This glossary is far from complete. We are constantly adding math terms.
For instructions on adding new terms, please refer to Math Glossary Main Page
Definition
Ring
A non empty set [math]R[/math] is said to be a Ring with respect to two binary operations [math]+[/math] (called as addition) and [math].[/math] (called as multiplication) if it satisfies the following conditions:
 [math](R, +)[/math] is an abelian group,
 multiplication is associative: i.e. [math] x(yz) = (xy)z[/math] for all [math]x, y, z \in R [/math],
 the distributive laws: [math](x + y)z = x.z + y.z[/math] and [math] x(y + z) = x.y + x.z [/math] holds true for all [math] x, y, z \in R[/math]
Ring with identity:
If multiplication identity 1 exists then we say that [math]R[/math] is a ring with unity.
Commutative Ring:
If multiplication in [math]R[/math] is commutative then we say that [math]R[/math] is a commutative ring.
Unit Element:
An element a in [math]R[/math] is said to be a unit if there exists [math] b \in R [/math] such that [math] ab = ba = 1 [/math].

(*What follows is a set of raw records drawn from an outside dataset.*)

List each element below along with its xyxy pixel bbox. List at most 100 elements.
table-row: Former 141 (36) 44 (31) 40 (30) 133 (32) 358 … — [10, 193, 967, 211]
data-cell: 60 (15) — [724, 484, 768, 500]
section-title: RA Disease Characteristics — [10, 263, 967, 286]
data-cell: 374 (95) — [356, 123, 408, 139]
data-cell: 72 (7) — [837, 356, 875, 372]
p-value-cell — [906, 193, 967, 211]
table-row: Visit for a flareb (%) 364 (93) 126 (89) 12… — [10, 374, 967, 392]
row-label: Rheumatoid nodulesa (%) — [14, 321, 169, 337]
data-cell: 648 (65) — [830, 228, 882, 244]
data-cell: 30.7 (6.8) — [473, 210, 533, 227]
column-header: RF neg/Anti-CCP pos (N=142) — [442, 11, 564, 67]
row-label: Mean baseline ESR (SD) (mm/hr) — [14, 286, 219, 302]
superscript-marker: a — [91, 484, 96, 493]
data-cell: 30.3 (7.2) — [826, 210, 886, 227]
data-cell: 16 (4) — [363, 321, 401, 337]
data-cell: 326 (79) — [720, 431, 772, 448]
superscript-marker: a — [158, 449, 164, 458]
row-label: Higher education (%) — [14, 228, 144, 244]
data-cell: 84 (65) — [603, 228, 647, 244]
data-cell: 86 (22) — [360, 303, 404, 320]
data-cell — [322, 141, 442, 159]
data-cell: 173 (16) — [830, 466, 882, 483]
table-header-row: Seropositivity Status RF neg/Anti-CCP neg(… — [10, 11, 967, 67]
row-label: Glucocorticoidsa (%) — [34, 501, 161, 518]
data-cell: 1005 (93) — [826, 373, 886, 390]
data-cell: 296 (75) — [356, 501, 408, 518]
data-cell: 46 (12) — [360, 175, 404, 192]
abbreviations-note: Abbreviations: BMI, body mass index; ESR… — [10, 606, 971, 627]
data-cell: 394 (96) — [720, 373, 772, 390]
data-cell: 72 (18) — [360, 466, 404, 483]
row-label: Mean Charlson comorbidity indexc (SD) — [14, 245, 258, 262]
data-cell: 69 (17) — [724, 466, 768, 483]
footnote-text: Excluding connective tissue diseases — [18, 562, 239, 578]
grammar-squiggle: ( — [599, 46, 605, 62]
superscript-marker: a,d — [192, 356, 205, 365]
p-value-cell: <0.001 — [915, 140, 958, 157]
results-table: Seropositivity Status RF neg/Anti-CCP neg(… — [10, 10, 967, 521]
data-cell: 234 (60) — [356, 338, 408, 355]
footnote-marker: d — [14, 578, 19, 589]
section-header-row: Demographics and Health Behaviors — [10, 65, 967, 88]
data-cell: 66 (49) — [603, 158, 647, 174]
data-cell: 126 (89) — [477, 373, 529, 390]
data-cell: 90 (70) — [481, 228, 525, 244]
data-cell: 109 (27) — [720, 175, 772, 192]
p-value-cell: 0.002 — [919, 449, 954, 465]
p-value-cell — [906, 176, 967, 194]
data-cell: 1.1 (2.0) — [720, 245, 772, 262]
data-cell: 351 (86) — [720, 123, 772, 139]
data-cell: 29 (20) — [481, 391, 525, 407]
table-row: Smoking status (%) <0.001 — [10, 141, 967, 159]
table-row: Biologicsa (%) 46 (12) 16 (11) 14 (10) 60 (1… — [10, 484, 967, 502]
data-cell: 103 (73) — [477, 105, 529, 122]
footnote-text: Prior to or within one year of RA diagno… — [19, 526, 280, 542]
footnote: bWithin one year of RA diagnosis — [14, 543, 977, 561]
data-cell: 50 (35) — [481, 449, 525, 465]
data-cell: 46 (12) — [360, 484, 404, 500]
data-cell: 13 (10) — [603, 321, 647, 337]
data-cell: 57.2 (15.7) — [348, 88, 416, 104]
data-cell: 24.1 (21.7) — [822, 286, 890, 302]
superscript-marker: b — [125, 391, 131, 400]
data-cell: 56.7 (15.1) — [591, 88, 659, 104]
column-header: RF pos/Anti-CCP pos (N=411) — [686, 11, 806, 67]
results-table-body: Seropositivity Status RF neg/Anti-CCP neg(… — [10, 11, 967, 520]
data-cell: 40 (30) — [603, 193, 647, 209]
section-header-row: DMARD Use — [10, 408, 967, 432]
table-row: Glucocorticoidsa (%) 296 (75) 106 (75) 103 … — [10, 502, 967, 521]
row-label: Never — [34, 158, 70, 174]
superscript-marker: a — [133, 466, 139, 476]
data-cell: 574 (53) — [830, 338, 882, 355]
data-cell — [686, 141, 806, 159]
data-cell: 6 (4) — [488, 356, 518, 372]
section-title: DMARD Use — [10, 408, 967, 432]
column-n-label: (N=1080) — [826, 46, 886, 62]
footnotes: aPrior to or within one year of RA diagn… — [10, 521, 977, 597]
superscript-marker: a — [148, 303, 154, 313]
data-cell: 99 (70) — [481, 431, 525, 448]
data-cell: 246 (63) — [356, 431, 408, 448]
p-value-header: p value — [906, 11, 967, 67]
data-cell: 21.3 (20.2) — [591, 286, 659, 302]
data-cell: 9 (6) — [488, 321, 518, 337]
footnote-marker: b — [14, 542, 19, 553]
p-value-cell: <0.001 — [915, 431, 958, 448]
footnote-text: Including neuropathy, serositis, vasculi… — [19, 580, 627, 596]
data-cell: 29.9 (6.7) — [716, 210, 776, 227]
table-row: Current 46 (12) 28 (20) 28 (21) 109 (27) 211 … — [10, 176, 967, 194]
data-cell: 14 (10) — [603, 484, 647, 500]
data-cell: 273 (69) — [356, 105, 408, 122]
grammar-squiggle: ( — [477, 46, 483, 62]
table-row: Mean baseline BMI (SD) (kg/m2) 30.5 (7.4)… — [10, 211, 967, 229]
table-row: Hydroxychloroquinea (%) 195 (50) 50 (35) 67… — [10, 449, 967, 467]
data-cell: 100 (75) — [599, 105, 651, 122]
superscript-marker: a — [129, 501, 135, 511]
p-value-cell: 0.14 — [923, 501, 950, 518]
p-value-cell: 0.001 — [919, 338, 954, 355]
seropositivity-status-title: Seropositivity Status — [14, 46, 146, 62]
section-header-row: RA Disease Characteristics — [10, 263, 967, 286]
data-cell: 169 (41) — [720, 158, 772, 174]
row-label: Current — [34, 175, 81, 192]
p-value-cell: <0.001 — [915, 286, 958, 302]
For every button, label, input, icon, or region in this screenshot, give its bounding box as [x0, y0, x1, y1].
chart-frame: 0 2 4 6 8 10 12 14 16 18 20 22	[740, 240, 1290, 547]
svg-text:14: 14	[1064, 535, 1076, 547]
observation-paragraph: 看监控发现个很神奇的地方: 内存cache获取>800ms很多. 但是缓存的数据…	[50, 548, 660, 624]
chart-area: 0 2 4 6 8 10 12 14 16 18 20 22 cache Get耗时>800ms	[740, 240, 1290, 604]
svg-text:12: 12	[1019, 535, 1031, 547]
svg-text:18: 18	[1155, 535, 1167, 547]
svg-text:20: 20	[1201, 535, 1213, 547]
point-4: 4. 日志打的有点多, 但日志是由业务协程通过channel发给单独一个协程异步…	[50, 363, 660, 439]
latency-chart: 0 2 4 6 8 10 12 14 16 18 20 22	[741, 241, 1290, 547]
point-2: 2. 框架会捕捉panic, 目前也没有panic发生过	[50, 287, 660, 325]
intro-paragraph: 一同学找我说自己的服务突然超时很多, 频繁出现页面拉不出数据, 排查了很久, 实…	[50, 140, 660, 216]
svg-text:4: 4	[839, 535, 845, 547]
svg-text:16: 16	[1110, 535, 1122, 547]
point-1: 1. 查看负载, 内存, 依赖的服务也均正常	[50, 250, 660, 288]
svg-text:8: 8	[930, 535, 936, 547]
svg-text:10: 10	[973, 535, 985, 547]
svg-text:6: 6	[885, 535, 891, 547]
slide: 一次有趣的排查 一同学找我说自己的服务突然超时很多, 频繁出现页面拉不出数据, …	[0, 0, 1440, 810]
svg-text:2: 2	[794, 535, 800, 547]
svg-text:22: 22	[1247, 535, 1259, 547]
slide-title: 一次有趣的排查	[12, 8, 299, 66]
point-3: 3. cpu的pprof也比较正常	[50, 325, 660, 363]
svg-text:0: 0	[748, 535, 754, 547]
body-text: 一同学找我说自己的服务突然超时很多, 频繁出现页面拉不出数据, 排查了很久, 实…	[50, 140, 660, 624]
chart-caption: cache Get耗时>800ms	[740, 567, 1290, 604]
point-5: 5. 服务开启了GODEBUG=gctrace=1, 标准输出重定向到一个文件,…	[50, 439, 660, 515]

The set of all units in [math]R[/math] is denoted by [math]U(R)[/math]. The set [math]U(R)[/math] forms a group under multiplication.
Division Ring: If every nonzero element of [math]R[/math] is a unit then [math]R[/math] is called as a division ring.
Field: A commutative division ring is called as a Field.

Examples
 The set of integers [math] \mathbb Z [/math], the set of rationals [math] \mathbb Q [/math], the set of reals [math] \mathbb R [/math], the set of complex numbers [math]\mathbb C[/math] are all examples of commutative rings with identity. The sets [math]\mathbb Q, \mathbb R[/math] are division rings.
 Matrix Rings: The set M_{n}(R) which denotes the set of all [math]n\times n [/math] matrices with entries from ring R is called as a matrix ring with respect to usual addition and multiplication.